私的評価
池波正太郎著『秘伝の声』上下巻を図書館で借りて読みました。新宿角筈村に剣術道場を構える老剣客・日影一念が、死に逝く間際に残した遺言から、二人の弟子、成子雪丸と白根岩蔵の人生が変わります。その遺言とは、剣術の秘伝書を自分の遺体とともに埋めろということでした。そんな殺生な…。いくら師匠の遺言とは言え、岩蔵のように奪って逃げてしまいたくなるのは必定かと。ここから二人の弟子のドロドロとした争いになるのか…。
池波作品はどれも安定の面白さで、この作品も例外ではありません。上下二巻という長編ですが、すらすらと読めてしまいます。
★★★★☆
『秘伝の声』とは
内容紹介〔上〕
新宿角筈村に剣術道場を構える老剣客・日影一念は、臨終の床で、なぜか二人の内弟子、白根岩蔵と成子雪丸に、自分の遺体と共に秘伝の書を土中に埋めよと言い残す。だが、剣の極意を極めたい一心の岩蔵は、遺言にそむき、秘伝書を奪って出奔する。村人たちに頼まれて道場を継ぐことになった雪丸は、岩蔵の行方を探りつつ道場を守り立て、角筈村になくてはならない人物となるが……。
内容紹介〔下〕
道場を出奔し、名を変えて諸国を巡っていた白根岩蔵は、江戸に戻って金貸しの食客となる。折しも、老中・田沼意次邸で催された剣術試合に勝った岩蔵は、見込まれて水野道場の後継者となる。それを機に、岩蔵は秘伝書を成子雪丸に返すのだが、雪丸は岩蔵を恨まず、また秘伝書を見ようとしなかった。二人の青年剣士の対照的な運命を描きつつ、著者の最後の人生観を伝えようとした長編。
著者紹介
池波正太郎[イケナミショウタロウ](1923-1990)
東京・浅草生れ。下谷・西町小学校を卒業後、茅場町の株式仲買店に勤める。戦後、東京都の職員となり、下谷区役所等に勤務。長谷川伸の門下に入り、新国劇の脚本・演出を担当。1960(昭和35)年、「錯乱」で直木賞受賞。「鬼平犯科帳」「剣客商売」「仕掛人・藤枝梅安」の3大シリーズをはじめとする膨大な作品群が絶大な人気を博しているなか、急性白血病で永眠。(1923-1990) (1923-1990) 新潮社
感想・その他
冒頭に出てくる「新宿角筈(つのはず)村に剣術道場を構える老剣客・日影一念…」という一文から、グッと時代小説の世界に引き込まれます。この“角筈村”というのが、今でいう西新宿とか歌舞伎町あたりらしくてビックリ。私、東京の地理にはあまり明るくないんですが、江戸城(今の皇居)から見ても4〜5キロくらい? 今じゃ高層ビルが立ち並ぶエリアが、江戸時代にはのどかな農村だったんですね。読んでいる間は完全に“田舎の道場”の風景を想像していたので、知ったときはちょっとした驚きでした。物語は、老剣客・日影一念とその弟子たち、そして周囲で起きるさまざまな事件を軸に展開していくんですが、さすが池波作品。渋くて骨太、それでいてどこか哀愁もある。登場人物それぞれの背景が丁寧に描かれていて、読み進めるほどに引き込まれました。

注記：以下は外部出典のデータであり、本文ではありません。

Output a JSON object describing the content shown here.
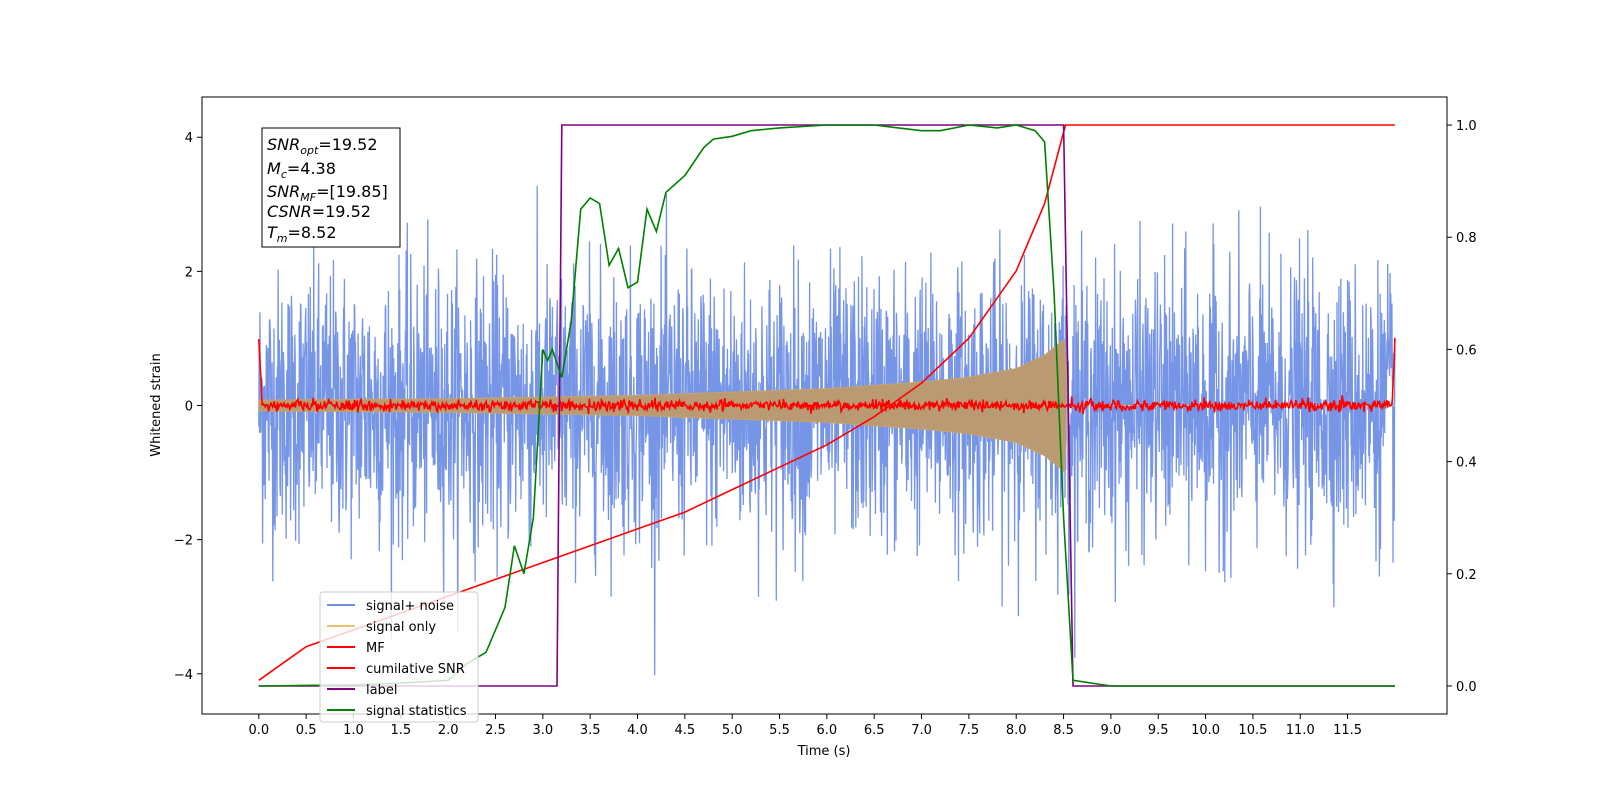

そして、池波ファンとしてうれしかったのが、あの『剣客商売』の秋山小兵衛の名前がちょこっと出てくるところ! 一瞬だけなんですけど、「おっ、小兵衛!」とテンションが上がりました。名前だけの登場なのに、なんだか池波ワールドの時間軸がつながった気がして、思わずニヤリ。できれば物語にもう少し絡んでくれたら…なんて思わなくもないけど、それでもうれしかったなぁ。
久々にしっかり時代小説を読んだ感じで、満足度高めでした。『剣客商売』が好きな人なら、絶対楽しめると思います!